I tested my feature detector and descriptor on additional images provided in the supplemental materials. Although there are no ground truth points, it is still fairly easy to assess performance by observing the match lines between the two images. If the lines seem to follow a consistent pattern and do not cross often, we can conclude that the keypoint matching was relatively successful.

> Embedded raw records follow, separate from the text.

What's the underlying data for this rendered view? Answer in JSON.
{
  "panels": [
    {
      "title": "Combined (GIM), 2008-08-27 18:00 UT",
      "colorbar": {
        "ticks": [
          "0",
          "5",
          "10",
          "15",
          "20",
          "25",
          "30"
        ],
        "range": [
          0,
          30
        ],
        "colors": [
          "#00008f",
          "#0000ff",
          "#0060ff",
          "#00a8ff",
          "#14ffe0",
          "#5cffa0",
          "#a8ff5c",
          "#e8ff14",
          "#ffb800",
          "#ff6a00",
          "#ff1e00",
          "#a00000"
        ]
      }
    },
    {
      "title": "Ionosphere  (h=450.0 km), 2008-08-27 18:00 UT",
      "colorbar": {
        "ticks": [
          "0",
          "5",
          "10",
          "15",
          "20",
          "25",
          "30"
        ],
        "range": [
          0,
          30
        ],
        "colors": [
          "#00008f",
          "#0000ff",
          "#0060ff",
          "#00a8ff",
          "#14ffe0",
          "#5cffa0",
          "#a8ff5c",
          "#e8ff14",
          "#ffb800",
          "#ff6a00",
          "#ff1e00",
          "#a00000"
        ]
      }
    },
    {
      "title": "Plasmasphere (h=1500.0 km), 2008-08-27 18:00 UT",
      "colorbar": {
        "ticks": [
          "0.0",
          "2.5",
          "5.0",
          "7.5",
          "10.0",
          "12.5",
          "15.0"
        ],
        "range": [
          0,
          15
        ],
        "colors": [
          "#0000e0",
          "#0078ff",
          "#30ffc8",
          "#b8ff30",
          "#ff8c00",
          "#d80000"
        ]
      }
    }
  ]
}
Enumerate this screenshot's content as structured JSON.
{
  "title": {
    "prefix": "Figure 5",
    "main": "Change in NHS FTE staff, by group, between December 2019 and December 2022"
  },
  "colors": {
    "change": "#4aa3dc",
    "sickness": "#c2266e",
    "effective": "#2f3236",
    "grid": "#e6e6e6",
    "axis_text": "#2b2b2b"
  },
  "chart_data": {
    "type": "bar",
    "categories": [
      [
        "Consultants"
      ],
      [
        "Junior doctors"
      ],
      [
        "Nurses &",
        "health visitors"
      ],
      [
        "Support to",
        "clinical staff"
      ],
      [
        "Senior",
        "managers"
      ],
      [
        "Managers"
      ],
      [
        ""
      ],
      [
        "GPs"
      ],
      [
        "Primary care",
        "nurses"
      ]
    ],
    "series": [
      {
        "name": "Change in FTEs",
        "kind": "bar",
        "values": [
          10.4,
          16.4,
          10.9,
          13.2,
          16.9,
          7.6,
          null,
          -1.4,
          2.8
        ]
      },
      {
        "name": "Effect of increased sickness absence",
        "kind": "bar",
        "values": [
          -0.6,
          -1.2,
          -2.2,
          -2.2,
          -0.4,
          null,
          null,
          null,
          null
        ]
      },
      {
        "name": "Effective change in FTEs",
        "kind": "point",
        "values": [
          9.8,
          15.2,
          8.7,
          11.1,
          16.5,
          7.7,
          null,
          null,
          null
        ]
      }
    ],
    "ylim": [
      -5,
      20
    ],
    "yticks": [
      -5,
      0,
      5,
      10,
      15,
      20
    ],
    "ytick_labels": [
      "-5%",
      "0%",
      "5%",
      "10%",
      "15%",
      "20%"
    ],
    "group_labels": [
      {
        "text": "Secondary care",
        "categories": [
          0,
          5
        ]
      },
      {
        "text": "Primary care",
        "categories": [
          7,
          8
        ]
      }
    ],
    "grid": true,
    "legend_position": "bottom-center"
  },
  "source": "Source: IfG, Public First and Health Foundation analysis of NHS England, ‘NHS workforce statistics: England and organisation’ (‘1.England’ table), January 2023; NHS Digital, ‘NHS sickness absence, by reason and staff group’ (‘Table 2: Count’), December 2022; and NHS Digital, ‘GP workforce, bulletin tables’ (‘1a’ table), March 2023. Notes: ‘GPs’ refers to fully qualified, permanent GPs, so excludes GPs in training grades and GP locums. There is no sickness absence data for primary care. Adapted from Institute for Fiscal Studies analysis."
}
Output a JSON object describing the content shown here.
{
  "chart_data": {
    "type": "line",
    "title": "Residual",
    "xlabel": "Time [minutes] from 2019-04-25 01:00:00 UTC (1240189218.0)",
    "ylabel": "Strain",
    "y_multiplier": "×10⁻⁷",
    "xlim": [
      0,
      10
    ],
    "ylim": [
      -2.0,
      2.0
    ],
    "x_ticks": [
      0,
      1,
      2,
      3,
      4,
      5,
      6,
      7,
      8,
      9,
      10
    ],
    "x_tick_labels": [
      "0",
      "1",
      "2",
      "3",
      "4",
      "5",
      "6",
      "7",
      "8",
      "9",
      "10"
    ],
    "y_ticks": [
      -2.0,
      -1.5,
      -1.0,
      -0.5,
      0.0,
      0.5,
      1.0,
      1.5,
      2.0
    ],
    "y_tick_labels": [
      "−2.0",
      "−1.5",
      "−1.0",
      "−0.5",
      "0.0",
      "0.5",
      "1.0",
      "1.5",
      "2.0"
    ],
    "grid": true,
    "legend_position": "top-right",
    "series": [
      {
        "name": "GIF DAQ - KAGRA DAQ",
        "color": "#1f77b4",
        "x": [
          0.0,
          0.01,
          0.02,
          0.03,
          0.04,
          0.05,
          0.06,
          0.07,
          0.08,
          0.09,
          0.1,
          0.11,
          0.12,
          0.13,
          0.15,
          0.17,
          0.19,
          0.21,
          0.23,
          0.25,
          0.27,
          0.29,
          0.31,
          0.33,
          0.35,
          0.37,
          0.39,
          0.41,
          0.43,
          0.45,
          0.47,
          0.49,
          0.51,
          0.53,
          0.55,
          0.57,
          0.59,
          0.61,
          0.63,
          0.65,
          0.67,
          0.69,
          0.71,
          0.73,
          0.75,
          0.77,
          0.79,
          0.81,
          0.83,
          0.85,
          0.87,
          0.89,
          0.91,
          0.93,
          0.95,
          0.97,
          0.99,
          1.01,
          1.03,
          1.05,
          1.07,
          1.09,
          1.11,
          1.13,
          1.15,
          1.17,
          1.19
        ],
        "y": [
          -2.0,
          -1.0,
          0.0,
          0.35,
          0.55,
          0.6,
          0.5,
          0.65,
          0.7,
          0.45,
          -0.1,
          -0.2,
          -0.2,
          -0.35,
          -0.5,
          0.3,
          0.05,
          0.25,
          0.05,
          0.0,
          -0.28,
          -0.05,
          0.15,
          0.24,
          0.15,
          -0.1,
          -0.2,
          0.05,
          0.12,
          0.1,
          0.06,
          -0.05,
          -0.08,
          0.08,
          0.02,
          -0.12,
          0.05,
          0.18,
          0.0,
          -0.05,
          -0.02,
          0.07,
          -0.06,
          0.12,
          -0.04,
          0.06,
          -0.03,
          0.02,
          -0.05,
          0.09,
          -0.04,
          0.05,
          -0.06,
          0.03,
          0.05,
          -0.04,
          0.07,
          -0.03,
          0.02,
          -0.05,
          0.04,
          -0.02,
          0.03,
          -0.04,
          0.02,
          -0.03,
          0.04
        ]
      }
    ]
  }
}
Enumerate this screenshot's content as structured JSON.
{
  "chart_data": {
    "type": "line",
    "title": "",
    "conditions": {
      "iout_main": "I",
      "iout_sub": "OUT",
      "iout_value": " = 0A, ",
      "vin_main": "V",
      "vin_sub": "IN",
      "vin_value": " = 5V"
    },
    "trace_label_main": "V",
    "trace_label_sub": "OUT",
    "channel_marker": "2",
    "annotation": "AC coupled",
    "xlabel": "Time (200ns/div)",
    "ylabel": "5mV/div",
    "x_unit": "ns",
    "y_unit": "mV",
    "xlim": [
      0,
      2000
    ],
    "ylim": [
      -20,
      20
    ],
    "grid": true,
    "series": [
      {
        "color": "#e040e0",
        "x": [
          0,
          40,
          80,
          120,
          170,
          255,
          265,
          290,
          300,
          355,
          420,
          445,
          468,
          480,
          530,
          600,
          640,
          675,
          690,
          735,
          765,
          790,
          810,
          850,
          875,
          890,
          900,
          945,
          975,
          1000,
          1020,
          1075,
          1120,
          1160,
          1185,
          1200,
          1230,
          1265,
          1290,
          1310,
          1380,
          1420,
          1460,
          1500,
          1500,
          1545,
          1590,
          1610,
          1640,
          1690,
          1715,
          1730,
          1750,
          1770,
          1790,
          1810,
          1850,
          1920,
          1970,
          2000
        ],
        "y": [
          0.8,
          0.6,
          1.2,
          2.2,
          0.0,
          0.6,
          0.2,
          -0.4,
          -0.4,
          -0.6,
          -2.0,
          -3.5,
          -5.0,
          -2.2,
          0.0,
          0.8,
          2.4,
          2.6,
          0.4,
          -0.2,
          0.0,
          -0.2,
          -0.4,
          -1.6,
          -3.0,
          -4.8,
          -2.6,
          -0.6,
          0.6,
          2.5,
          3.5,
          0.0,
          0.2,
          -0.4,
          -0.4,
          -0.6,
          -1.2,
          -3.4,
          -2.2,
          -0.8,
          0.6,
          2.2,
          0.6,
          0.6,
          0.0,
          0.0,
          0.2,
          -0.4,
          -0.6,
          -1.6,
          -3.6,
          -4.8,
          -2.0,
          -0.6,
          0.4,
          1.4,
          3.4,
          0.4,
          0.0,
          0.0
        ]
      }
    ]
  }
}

(from top to bottom) Two views of a house, El Capricho de Gaudi, and the Statue of Liberty.

Failures

The limitations of this implementation quickly begin to show when more challenging examples are used. The provided Episcopal Palace image pair has a large degree of scale difference between the two images. I did not incorporate any SIFT octaves or keypoint scales in my implementation, so most of the keypoints detected did not correspond between the images. Additionally, there is a large amount of repetition in the details of the building, so matches between features were often incorrect. As a result of the lack of scale invariance, the accuracy for this image pair was extremely low, 8%.

The Episcopal Gaudi image pair had a low 8% accuracy.

I challenged my implentation with a few other provided examples. The following images demonstrate a few more specific cases in which the pipeline failed substantially. In the first image, the two images are taken from entirely different perspectives, which introduces not only a fair amount of scale difference but also some keypoint rotation. In the second image pair of the Pantheon in Paris, it is difficult for even a human to immediately understand that the two images show the same building. The second image is taken from a significantly farther distance, meaning the amount of overlap between the images is reduced greatly. Finally, in the last image pair the two images of the Statue of Liberty are made different not only by a large perspective shift but also by significant lighting differences.

Additional failure cases for my SIFT pipeline.

Conclusion

The above examples showcase the strengths and weaknesses of the local feature matching pipeline I created. I was very impressed with the high accuracy of my feature matching and its robustness against differences in lighting and perspective. However, I also recognized that it would fail in many cases - especially those involving scale differences - and if I had additional time I would attempt to incorporate scale invariance. One of the most significant challenges I faced while working on this project was computation time. I spent lots of time devising new ways to calculate certain quantities in faster ways, and reduced the overall time from several minutes to less than 20 seconds. Another feature I would try to implement is PCA, so that I could further speed up the matching process (which was responsible for a significant portion of elapsed time).